The celebrated Cooper Creek Wilderness Experience (CCW3) has dominated these past 17-years as the most popular activity from the Cooper Creek Wilderness product range. Designed to showcase the richer diversity of natural and cultural heritage values within the prestigious Cooper Creek catchment by day, discerning eco-travellers immerse themselves into a 5 to 6 hour odyssey, comprising a 2-hour Grand Fan Palm Gallery day tour, a 1-hour cruise through the world’s most diverse mangrove community in search of elusive estuarine crocodiles, a delicious lunch in a rainforest setting and a cup of tea or coffee in a rainforest picnic setting alongside Cooper Creek.
It is a day filled with the beauty and grandeur of world’s oldest rainforest, the diversity of ancient and primitive flora and fauna and the spectacular contrasts of coastal scenery and fan palm dominated cathedrals.

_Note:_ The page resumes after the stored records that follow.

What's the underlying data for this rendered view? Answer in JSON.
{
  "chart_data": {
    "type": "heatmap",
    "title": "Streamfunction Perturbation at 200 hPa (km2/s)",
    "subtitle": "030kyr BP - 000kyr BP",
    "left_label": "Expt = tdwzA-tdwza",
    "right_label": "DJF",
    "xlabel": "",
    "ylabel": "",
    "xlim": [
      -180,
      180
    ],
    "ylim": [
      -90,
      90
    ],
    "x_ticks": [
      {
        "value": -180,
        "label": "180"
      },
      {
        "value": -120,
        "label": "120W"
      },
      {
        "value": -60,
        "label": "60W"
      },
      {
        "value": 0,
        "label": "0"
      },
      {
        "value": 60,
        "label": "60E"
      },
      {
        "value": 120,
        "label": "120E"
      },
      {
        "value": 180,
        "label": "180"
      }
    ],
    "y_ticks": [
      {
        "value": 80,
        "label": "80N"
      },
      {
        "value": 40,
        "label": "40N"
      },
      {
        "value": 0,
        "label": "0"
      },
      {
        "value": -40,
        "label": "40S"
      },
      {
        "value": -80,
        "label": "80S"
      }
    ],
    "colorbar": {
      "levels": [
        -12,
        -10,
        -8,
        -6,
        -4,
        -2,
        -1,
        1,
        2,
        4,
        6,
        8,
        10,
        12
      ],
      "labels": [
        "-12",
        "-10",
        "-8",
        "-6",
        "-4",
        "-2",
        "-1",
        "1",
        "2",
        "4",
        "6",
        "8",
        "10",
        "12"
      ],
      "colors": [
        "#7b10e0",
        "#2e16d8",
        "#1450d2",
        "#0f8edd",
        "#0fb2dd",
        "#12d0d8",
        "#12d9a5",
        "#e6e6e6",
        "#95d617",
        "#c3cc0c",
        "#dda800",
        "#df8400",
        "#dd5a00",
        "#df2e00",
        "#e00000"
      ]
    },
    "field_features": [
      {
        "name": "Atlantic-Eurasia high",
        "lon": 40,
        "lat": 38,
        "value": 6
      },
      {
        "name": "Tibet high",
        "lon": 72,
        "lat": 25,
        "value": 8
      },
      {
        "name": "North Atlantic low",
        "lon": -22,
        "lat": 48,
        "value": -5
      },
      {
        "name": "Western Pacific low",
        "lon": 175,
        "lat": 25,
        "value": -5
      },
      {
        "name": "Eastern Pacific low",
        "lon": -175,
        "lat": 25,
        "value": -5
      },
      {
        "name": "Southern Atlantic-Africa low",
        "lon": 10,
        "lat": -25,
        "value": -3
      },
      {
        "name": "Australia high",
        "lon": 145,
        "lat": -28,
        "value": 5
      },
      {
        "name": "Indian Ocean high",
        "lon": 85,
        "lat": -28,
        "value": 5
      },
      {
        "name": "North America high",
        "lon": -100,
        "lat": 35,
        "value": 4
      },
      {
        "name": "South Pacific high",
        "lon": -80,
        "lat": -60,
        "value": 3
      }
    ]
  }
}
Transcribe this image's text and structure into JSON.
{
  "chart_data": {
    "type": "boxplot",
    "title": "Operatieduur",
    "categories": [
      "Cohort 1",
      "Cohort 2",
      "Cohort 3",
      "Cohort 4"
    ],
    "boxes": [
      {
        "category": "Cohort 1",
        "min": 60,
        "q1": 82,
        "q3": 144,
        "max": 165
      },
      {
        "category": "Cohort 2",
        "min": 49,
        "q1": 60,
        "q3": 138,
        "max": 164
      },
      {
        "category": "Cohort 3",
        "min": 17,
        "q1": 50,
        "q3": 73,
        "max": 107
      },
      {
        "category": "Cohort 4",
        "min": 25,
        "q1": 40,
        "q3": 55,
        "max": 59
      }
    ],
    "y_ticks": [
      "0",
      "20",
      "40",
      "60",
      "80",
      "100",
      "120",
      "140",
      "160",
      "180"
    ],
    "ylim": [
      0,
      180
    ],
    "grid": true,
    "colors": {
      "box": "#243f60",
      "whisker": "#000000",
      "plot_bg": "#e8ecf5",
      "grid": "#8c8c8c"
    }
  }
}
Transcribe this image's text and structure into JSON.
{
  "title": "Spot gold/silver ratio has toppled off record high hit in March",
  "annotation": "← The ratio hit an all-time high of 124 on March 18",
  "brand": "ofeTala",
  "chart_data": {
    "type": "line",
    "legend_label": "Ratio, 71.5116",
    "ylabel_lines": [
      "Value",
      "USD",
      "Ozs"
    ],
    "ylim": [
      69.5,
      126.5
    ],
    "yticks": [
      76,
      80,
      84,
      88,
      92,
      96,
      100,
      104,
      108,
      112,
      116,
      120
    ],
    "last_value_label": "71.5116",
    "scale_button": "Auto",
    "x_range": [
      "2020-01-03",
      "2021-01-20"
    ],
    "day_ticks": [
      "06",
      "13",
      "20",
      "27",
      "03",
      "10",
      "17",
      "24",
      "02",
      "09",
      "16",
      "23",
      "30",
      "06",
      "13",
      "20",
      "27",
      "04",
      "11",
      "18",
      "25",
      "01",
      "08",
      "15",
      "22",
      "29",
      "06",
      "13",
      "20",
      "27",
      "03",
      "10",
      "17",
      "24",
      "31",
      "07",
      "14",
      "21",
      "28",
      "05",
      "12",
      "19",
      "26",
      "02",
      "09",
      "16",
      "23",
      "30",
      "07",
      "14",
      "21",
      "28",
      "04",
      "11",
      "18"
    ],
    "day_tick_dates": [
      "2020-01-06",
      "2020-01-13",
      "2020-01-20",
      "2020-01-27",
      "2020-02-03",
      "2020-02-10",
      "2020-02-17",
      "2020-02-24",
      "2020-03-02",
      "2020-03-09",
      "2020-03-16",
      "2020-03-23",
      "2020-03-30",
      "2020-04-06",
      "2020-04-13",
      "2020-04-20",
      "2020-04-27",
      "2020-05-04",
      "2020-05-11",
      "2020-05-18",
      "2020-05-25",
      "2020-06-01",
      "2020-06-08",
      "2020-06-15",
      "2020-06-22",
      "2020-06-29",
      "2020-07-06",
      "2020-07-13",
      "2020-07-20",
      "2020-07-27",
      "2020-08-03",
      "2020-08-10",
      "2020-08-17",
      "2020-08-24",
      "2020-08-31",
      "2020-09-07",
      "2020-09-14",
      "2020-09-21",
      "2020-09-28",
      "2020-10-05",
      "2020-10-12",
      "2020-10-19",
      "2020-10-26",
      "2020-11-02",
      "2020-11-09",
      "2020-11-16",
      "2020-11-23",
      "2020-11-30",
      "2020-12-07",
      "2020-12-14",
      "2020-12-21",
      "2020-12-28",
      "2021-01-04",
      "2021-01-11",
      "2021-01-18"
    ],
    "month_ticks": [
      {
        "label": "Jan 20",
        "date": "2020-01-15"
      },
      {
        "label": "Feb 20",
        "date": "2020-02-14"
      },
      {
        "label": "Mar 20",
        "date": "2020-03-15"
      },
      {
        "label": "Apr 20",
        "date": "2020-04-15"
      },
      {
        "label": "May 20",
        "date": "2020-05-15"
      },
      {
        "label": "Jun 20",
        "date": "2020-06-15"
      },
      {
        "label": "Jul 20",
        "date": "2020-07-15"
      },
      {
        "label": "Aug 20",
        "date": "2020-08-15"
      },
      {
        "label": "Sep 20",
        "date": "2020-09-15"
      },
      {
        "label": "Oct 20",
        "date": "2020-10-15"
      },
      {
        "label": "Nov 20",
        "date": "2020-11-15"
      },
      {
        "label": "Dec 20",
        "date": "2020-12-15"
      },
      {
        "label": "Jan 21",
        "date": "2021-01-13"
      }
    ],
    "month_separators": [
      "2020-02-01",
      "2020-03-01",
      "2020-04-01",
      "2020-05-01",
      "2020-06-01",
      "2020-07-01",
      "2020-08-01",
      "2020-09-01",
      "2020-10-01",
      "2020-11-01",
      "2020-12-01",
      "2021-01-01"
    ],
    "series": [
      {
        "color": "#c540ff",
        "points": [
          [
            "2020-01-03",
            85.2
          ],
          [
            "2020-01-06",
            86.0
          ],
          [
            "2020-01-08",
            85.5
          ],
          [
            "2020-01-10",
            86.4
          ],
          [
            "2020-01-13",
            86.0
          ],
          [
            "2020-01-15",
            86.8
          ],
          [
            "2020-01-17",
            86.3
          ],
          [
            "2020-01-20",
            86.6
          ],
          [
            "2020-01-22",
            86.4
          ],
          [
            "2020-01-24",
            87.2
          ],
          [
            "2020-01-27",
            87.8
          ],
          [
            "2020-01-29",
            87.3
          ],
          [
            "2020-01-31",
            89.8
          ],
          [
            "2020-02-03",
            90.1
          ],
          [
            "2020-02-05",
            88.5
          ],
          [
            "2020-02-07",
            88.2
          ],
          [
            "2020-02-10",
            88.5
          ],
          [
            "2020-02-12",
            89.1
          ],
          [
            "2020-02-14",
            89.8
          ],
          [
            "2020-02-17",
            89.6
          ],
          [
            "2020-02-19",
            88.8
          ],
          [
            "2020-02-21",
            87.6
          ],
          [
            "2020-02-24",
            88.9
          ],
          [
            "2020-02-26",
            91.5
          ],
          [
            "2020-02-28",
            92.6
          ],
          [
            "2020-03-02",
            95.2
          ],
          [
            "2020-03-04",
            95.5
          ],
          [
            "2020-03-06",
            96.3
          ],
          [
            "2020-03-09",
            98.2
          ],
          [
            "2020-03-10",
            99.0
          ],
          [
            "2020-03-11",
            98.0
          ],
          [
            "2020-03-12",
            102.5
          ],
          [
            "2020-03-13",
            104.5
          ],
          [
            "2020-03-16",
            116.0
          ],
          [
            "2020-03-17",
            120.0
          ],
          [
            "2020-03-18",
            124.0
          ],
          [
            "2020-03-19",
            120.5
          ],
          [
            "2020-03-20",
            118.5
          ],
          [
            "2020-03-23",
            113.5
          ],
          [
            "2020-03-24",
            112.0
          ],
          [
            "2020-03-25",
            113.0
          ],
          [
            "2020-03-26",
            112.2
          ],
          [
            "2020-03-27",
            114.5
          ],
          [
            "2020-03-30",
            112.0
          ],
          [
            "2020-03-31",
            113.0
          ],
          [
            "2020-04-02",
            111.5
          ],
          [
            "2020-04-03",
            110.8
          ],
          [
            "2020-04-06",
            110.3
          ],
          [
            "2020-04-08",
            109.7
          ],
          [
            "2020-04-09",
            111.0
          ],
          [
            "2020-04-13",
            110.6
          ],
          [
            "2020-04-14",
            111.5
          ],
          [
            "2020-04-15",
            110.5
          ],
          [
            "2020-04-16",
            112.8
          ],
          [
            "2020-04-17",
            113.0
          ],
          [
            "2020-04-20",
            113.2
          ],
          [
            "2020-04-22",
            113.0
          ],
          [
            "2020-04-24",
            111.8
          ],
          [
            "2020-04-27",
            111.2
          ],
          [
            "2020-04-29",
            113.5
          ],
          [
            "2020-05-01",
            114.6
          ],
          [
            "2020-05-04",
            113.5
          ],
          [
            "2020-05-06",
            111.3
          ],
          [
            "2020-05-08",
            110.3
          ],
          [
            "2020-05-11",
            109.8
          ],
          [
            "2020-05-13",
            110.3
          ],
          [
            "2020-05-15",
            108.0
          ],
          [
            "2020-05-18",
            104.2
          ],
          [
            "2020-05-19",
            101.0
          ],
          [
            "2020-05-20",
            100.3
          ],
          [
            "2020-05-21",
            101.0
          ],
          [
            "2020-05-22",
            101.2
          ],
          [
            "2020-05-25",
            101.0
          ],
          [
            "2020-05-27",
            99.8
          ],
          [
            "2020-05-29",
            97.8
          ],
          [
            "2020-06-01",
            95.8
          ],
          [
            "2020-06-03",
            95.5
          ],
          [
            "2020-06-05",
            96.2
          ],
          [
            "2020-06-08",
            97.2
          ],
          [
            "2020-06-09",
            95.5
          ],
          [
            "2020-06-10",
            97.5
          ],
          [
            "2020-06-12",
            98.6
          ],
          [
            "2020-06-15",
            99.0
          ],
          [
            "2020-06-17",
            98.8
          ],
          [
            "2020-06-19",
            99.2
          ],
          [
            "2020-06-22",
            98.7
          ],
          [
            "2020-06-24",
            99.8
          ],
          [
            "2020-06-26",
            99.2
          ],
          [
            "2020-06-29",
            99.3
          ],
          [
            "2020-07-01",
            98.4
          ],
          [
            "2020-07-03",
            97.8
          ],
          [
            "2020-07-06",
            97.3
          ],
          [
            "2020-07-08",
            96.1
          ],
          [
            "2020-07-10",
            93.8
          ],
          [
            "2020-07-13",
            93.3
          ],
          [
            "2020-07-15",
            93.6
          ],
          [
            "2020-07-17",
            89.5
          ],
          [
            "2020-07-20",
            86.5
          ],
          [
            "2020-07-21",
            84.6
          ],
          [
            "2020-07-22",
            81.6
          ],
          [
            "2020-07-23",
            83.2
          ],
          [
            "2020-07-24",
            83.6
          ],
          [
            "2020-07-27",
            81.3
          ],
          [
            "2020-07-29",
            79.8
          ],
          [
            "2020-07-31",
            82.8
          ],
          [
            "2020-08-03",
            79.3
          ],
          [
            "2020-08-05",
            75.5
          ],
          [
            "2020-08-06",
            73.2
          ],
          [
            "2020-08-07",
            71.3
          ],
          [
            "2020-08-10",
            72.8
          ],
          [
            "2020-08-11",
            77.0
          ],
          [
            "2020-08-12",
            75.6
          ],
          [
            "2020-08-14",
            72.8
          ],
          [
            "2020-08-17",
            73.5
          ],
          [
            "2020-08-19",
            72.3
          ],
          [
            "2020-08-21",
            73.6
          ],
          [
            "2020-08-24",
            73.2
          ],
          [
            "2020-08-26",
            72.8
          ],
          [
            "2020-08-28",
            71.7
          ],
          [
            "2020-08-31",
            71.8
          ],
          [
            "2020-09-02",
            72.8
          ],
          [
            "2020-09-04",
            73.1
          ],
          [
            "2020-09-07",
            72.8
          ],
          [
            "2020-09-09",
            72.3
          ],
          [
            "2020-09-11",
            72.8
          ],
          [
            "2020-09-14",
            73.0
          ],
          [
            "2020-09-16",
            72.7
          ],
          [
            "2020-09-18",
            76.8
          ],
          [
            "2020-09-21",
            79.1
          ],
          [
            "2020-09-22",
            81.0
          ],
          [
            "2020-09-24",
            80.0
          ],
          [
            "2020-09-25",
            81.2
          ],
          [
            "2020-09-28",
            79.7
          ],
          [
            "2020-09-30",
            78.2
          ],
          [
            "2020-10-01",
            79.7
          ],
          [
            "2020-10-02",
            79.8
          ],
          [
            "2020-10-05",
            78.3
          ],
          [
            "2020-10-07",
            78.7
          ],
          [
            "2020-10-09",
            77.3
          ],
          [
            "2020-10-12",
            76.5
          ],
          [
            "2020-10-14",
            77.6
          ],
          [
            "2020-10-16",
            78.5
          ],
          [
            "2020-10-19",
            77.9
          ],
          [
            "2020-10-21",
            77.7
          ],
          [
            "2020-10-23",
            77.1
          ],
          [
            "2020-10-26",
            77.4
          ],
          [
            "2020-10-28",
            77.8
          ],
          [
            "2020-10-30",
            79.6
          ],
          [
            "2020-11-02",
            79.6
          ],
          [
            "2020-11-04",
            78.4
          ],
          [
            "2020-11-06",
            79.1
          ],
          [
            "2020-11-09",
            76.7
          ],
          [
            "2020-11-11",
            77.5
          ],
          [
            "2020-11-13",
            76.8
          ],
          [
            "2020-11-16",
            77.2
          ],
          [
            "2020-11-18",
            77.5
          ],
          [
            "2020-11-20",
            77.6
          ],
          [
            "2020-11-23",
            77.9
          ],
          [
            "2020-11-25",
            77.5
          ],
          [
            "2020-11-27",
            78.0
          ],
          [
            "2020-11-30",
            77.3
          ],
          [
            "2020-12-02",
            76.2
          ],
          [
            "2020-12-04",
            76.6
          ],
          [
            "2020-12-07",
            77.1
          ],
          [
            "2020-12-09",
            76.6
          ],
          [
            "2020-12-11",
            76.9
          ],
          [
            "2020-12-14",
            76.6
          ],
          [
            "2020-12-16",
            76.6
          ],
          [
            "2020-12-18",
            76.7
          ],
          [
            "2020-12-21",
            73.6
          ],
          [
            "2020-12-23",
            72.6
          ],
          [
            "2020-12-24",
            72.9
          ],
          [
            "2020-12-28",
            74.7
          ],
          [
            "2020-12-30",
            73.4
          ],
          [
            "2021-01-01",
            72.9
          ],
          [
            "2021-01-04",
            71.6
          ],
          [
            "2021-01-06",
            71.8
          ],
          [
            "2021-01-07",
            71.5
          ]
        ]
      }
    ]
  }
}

Today, a French family from Hong Kong, and an English-Irish couple from Sydney, were not only astounded by the profundity of Nature’s Masterpiece, they were also presented with three living dinosaurs, in the form of Jalbil, the Boyd’s Forest Dragon (Hypsilurus boydii), which is a Jurassic relictual species found nowhere else in the world;
the remarkable mimicry of the Twig-mimicking Spider (Poltys noblei);
Strong Stick Insects (Anchiale briareus) admittedly much smaller than the image because these are early days;
Five Estuarine Crcodiles Crocodylus porosus);
Lichen Spiders (Pandercetes gracilis);
AND Southern Cassowaries (Casuarius casuarius):
A perfect Queensland day provided the rainforest with dappled sunlight, and the warmer weather brought the wildlife out of their winter hibernation. Our spotters for the day, 6 year old Adrian and 4 year old Gabriella, worked tirelessly, finding seeds, spider ants, an amazingly colourful insect that I couldn’t identify and a variety of fungi. For these budding naturalists, the rainforest was an enormous playground, with challenges to be confronted and dealt with. Warnings about stinging tree, gympie gympie, slowed them down as they learned that there are dangers in the wild. The two cassowaries looked like giant chickens, with strange helmets on their heads, but they heeded the warnings and kept a safe distance from the big birds.
This tour is really a model of successful ecotourism, with 3 local businesses combining to showcase the best of the Daintree in the famous Cooper Creek Valley. To improve the experience, I would recommend a nocturnal wildlife tour and a trip out to the reef from Cape Tribulation.